Now, you can pull out the podcast you are interested in (note that this occurs with the 'episode_show_name' column of the dataset). If you'd like to plot listening history for an artist instead, you may pass in a tidy dataframe with day, month, year, and value columns directly into year_heatmap.

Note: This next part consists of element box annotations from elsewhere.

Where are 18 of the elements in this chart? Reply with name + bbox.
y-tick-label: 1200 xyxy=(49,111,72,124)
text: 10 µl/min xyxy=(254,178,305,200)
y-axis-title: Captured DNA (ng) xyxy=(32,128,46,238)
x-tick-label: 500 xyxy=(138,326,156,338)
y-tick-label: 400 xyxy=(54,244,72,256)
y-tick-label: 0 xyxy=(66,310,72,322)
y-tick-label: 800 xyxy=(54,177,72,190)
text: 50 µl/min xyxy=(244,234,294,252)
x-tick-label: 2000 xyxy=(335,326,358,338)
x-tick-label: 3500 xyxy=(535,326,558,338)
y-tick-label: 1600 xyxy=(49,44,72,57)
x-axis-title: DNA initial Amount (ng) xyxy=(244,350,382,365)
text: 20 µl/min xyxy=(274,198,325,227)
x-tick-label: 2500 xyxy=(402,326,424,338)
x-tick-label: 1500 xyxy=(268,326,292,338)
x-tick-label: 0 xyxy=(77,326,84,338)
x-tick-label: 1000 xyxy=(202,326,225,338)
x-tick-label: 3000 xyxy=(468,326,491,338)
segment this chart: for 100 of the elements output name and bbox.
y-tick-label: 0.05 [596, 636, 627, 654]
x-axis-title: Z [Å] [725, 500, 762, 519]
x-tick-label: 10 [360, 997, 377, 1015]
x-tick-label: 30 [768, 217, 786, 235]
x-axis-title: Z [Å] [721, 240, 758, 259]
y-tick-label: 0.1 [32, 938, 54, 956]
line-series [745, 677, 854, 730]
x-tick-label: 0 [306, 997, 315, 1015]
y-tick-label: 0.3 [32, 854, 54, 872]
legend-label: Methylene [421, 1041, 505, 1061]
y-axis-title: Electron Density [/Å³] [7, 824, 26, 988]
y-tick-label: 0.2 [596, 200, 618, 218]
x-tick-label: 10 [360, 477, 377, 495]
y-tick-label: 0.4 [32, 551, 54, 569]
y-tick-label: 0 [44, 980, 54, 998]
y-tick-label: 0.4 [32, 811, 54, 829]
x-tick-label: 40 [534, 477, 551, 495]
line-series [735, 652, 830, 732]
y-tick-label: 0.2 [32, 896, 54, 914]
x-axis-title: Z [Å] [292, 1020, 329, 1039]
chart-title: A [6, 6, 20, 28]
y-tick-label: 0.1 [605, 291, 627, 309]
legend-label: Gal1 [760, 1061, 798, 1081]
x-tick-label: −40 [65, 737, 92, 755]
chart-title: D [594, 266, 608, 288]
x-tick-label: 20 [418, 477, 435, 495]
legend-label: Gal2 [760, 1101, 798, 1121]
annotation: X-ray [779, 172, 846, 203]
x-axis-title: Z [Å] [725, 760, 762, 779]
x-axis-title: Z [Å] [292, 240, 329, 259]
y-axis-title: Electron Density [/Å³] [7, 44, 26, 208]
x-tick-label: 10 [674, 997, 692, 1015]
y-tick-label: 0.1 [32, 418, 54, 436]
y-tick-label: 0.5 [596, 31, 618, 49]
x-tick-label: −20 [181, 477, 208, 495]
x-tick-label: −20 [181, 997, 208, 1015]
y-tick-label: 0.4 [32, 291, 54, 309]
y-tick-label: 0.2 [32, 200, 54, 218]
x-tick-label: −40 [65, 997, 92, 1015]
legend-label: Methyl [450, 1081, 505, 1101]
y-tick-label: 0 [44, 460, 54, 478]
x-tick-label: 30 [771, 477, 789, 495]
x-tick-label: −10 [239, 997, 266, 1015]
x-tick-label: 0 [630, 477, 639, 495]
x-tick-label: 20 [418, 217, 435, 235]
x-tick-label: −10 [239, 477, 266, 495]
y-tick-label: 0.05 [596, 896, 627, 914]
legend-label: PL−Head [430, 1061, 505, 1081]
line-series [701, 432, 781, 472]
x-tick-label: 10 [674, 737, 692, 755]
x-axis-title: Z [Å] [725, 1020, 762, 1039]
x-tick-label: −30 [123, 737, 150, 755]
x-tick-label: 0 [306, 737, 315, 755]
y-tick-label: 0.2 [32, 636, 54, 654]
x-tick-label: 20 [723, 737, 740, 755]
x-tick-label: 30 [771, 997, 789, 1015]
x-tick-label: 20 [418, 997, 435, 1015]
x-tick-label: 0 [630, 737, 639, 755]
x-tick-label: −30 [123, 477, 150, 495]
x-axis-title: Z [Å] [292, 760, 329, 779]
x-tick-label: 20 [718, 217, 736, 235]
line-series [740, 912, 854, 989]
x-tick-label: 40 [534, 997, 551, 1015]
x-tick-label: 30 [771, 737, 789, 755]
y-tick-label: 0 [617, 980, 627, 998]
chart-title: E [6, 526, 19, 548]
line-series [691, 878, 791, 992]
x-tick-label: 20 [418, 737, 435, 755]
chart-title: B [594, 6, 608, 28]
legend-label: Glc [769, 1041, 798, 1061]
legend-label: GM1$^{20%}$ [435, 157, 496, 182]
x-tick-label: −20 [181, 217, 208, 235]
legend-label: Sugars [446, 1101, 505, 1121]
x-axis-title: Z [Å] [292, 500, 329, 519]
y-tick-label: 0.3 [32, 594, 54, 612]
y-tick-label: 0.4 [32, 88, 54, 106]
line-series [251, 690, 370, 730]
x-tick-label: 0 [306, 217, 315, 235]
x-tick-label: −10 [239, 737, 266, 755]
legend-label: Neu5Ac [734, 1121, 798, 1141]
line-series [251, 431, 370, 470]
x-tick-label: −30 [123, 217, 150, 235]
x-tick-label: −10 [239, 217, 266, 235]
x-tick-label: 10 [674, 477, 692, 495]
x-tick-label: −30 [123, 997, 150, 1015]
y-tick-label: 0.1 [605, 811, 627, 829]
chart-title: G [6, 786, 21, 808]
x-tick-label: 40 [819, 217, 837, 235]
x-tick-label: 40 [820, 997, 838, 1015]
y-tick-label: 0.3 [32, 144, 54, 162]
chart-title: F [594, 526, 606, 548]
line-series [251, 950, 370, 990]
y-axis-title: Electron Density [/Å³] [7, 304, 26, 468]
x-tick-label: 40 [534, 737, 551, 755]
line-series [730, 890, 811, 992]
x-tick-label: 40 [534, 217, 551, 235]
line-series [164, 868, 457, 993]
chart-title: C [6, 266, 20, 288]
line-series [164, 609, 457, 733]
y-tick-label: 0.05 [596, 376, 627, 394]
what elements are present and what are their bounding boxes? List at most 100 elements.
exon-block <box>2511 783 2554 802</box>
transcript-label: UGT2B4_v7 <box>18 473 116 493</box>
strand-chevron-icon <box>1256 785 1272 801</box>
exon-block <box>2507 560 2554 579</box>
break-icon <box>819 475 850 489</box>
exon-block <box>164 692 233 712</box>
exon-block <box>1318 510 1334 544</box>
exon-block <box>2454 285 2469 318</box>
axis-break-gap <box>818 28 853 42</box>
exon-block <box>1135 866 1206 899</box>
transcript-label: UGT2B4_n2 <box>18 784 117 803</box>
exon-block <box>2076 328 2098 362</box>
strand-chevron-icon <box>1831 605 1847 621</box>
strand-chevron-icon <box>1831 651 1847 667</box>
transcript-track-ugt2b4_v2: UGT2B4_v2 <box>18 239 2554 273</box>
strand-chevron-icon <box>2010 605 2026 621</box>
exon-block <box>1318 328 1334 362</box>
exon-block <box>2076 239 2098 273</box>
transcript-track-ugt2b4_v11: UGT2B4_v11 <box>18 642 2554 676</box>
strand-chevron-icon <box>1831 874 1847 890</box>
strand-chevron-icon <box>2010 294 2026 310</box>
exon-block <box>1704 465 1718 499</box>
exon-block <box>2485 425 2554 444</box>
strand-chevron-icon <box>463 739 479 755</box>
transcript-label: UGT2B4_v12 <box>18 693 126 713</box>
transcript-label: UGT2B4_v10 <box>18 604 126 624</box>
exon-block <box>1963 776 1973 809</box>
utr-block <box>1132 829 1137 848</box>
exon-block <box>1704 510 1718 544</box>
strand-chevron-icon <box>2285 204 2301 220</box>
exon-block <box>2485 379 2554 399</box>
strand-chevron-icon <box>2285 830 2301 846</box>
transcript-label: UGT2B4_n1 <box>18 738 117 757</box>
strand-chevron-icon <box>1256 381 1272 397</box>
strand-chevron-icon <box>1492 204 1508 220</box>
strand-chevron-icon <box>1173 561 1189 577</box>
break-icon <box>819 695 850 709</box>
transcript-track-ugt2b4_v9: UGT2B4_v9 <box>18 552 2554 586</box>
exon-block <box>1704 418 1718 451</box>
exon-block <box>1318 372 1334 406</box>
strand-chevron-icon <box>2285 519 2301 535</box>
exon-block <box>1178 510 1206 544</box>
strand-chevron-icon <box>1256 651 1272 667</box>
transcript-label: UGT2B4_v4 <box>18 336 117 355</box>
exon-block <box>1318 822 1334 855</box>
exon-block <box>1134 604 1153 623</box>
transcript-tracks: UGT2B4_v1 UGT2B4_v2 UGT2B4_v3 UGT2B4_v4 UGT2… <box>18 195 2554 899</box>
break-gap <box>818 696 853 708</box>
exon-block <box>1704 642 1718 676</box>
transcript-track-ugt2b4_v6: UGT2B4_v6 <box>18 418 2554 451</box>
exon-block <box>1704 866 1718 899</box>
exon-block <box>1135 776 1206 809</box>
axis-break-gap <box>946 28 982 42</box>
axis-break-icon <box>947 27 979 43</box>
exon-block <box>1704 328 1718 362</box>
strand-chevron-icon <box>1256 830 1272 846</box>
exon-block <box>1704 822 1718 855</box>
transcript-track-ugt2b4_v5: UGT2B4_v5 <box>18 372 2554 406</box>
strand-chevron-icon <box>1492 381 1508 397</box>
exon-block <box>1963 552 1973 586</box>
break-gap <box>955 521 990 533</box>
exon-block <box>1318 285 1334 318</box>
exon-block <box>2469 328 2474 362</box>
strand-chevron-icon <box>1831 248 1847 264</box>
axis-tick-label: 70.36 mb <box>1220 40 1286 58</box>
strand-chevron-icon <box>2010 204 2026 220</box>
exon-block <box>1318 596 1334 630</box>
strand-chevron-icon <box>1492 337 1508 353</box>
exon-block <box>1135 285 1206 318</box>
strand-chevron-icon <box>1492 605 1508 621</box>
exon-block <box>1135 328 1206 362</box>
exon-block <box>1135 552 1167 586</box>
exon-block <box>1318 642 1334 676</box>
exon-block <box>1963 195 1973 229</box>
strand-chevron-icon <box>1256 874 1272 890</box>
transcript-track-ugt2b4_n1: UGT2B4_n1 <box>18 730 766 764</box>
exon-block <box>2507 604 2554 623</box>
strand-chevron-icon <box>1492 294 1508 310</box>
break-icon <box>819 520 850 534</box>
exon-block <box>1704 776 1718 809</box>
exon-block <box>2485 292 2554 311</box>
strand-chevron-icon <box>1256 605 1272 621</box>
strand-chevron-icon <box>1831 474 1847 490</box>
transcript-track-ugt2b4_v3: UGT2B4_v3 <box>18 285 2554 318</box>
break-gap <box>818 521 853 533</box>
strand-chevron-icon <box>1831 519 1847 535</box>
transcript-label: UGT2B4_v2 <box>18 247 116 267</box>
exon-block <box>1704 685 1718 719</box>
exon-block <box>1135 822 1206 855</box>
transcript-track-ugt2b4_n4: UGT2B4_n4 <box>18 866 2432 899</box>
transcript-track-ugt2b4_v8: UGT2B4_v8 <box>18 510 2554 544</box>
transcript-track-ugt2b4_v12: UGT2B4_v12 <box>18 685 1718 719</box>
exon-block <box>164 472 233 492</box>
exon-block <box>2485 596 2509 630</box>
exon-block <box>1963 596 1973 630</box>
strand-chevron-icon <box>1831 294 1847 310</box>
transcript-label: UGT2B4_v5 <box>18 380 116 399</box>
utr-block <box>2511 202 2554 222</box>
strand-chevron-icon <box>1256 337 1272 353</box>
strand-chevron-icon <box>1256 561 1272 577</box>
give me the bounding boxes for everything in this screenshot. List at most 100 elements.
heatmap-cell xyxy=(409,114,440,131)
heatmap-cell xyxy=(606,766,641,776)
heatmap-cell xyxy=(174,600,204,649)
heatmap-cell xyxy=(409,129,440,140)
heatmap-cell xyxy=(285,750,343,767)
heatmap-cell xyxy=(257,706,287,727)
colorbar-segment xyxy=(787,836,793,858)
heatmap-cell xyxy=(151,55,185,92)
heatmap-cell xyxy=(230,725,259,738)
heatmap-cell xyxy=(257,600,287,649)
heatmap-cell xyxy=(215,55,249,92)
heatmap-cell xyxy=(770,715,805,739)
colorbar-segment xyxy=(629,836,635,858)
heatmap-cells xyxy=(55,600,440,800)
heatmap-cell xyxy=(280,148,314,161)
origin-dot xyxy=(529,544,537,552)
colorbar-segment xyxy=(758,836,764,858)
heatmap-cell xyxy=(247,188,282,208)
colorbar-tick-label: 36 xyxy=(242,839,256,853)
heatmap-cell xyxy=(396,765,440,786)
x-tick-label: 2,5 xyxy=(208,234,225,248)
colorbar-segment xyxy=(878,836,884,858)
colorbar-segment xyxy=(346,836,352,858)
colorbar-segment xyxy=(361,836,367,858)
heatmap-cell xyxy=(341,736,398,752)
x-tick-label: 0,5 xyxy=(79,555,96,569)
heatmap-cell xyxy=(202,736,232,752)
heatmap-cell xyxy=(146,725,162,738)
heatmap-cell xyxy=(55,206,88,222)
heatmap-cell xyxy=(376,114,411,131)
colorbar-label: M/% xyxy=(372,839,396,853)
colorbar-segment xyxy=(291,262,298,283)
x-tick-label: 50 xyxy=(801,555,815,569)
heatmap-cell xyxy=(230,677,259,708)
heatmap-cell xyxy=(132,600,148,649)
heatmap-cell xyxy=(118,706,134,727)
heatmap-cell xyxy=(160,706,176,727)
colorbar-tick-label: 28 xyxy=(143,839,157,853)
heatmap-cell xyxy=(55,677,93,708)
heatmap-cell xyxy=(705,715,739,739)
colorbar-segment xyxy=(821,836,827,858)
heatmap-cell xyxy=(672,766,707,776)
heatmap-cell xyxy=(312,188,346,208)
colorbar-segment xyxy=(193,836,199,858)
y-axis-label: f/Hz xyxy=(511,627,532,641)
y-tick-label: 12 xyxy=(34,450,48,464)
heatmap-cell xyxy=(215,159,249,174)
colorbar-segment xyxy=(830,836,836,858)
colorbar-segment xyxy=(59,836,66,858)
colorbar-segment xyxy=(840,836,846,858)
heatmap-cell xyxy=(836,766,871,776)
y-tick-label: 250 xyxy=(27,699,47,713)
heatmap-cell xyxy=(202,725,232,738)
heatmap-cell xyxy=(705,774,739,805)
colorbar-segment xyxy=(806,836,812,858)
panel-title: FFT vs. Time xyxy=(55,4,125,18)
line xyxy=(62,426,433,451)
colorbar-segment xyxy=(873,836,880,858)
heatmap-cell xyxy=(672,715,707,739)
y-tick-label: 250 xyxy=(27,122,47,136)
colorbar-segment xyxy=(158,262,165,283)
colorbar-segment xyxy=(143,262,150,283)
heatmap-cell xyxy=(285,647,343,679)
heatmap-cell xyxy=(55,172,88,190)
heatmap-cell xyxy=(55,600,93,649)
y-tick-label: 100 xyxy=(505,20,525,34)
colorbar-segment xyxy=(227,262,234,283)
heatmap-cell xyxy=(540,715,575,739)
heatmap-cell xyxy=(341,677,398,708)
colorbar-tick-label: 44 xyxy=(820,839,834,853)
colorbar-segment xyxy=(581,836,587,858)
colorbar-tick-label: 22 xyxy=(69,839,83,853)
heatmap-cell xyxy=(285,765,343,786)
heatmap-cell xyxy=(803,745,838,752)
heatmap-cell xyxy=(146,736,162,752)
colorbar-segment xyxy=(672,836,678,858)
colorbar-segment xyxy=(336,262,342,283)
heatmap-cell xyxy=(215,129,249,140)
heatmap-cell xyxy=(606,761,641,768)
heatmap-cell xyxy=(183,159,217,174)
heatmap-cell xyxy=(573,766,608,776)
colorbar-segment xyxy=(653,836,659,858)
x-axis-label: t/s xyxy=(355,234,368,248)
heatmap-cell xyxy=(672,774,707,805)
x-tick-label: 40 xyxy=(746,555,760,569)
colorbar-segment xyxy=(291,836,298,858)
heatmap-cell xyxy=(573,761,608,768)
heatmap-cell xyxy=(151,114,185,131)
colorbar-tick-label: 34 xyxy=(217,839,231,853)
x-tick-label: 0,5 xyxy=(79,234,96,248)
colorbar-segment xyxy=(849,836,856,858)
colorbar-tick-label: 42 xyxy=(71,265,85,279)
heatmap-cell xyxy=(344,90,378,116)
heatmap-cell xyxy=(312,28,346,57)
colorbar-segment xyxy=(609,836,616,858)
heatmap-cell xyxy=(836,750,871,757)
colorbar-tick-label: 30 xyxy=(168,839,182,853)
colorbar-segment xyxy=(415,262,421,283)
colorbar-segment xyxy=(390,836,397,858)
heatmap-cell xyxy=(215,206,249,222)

podcast_df = hovercal.spotify_cleaner(spotify_df, 'The History of Egypt Podcast')
podcast_df.head()
date mPlayed day month year date_time episode_name unique_episodes
0 2020-06-16 78.2158 16 6 2020 2020-06-16 03:19:11 {'Episode 2: Horus Takes Flight', 'Episode 1: The Two Lands'} 2
1 2020-06-17 62.4658 17 6 2020 2020-06-17 15:21:51 {'Interlude: Infinite Waters', 'Episode 2: Horus Takes Flight', 'Episode 1: The Two Lands', 'Episode 3: Horus vs Seth'} 4
2 2020-06-18 38.2889 18 6 2020 2020-06-18 03:36:57 {'Episode 4: The Sacred Ones'} 1
3 2020-06-20 6.90042 20 6 2020 2020-06-20 18:20:34 {'Episode 4: The Sacred Ones'} 1
4 2020-06-25 7.69712 25 6 2020 2020-06-25 20:36:14 {'Episode 4: The Sacred Ones'} 1

Now, let's plot:

# Create the list of what we want to hover over
hov = ['episode_name', 'unique_episodes']

# The big plot!
pod_panel = hovercal.year_heatmap(podcast_df,
             [2020, 2021, 2022],
             fig_height = 160,
             show_toolbar=False,
             hover_columns = hov,
             value_column = 'mPlayed',
             empty_color = '#FAFAFA',
             month_separation_color = 'green',
             month_separation_alpha = 0.3,
             outline_color = 'green',
             box_separation_width = 2,
             cmap_color = 'Greens',
             day_label = 'Short')

pod_panel

pod_example

Saving Plots

Once you are happy with your hovercal plot (let's call it my_hovercal), you can save it as a static hover-able html with my_hovercal.save('filename.html'). You can also save as a png with my_hovercal.save('filename.png'). Note it is not currently possible to increase dpi through panel experts, but this will hopefully be updated in future releases.